Ferguson Delivers Gimcrack Address

Ferguson Delivers Gimcrack Address
Photo: Anne M. Eberhardt
John Ferguson

(From the Daily Telegraph)

The Maktoum family left the racing world in no doubt about how much terrestrial television coverage should be valued following Tuesday's annual Gimcrack Dinner at York. But, there was also a cautionary call for breeders to avoid flooding the market with moderate produce. 

It fell to John Ferguson, head of Darley Stud management and the man responsible for the bloodstock side of Sheikh Mohammed's vast empire, to deliver the speech on behalf of Sheikh Ahmed al Maktoum, owner of the Gimcrack winner Shaweel. 

This is a traditional occasion for the winning owner to air his views on racing and Ferguson was expressing opinions endorsed by his employer, who made members of this ancient club (founded in 1767) choke on their dinner when he hinted a few years ago that he might pull out of British racing if prize money did not increase. 

Thankfully, such drastic measures were never taken (prize money is even lower, by the way), but it is interesting to see Sheikh Mohammed so passionate about keeping terrestrial coverage, which he recognises as oxygen to the promotion of the industry. 

“Terrestrial television and daily newspaper coverage [in Britain] are truly unique," Ferguson said. "Racing provides great television. Also we mustn't forget that television ensures that racing remains part of the very fabric of British sport and culture. 

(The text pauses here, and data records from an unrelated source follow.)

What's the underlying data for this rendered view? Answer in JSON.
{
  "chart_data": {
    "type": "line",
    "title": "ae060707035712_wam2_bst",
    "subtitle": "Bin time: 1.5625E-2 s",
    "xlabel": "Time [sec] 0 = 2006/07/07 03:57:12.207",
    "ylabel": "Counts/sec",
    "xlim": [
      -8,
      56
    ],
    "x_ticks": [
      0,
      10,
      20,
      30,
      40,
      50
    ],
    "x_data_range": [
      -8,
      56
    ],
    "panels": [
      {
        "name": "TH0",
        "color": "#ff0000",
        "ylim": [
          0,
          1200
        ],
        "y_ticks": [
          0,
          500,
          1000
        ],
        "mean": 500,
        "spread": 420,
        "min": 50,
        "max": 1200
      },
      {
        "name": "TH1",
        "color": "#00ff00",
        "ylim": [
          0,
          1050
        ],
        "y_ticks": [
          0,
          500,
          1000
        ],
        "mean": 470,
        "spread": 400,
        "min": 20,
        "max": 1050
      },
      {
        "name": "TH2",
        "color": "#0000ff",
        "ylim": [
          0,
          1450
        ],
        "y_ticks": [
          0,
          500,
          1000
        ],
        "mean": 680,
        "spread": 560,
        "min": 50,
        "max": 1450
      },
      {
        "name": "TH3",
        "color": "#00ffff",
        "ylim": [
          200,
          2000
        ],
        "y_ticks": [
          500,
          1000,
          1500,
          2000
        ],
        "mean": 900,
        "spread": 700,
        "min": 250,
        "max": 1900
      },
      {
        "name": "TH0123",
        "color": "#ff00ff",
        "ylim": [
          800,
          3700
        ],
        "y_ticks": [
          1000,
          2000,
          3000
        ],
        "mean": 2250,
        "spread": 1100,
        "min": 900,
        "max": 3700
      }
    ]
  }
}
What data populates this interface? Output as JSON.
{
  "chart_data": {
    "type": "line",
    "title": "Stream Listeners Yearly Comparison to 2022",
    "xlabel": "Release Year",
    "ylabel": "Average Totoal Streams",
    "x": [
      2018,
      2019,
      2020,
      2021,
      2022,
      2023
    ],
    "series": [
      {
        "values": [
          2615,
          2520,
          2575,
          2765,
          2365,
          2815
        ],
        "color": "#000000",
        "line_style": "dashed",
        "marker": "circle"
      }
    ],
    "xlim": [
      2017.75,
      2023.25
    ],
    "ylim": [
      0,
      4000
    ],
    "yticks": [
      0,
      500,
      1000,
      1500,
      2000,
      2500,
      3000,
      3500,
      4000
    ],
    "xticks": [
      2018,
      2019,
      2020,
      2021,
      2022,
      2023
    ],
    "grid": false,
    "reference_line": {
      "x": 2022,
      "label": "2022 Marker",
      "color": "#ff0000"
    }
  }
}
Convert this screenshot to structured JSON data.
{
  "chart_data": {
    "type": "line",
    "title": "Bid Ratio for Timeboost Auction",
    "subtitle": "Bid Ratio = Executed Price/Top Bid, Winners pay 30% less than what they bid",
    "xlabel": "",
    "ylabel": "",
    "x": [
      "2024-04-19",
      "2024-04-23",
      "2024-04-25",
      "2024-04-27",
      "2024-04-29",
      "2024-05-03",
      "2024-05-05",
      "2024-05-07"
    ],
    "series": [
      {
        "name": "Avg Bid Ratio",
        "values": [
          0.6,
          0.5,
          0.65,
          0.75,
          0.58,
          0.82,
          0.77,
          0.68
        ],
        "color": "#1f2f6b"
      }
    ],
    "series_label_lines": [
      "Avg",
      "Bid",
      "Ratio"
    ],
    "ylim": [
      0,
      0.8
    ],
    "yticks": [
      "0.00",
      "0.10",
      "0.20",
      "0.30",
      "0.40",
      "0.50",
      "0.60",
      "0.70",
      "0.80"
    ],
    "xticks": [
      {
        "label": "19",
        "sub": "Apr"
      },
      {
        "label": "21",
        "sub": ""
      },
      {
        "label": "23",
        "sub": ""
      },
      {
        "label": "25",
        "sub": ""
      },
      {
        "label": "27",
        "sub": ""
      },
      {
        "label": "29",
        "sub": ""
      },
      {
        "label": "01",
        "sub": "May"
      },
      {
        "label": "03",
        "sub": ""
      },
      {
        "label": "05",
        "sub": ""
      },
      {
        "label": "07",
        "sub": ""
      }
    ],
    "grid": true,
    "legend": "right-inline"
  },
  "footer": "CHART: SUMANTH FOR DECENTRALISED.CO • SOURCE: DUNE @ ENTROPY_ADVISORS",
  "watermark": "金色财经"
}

“You all know what happened in the U.S.A in the 1950s. Horse racing was America’s No 1 sport, but decided to shun television. Now, with the exception of one race, tiddlywinks is more popular. There are examples in Britain. Talk to followers of showjumping and speedway."

The comments take on a greater relevance in the wake of the BBC's recent dramatic, and unjustified, scaling down of their coverage and Channel 4's insistence that any racing output is fully sponsored. 

The Maktoums also called for new owners to be made welcome and appreciated. “Sponsorship is vital, but remember that when owners write a cheque, they are also usually sponsoring racing," Ferguson said. "And we must do everything we can to help terrestrial television and the media to promote racing, increase attendances and betting turnover.”

Another important issue addressed was concerns about overproduction of horses without regard for the costs and the relatively low levels of prize money. “Naturally there are those who can afford the luxury of ownership without concerns of financial return, but racing cannot go back to being solely a sport of Kings [and Sheikhs] if it is to thrive in the long term," Ferguson said.

"We, as have others, have reduced stud fees significantly in order to help breeders. But breeding is like any business and the breeders themselves need to think carefully and make sound business decisions before covering their mares."

Outside the dining room, Ferguson said the speech did not necessarily guarantee the continued sponsorship of Channel 4 Racing by Dubai Holdings – though that must have been the heartening conclusion most gained.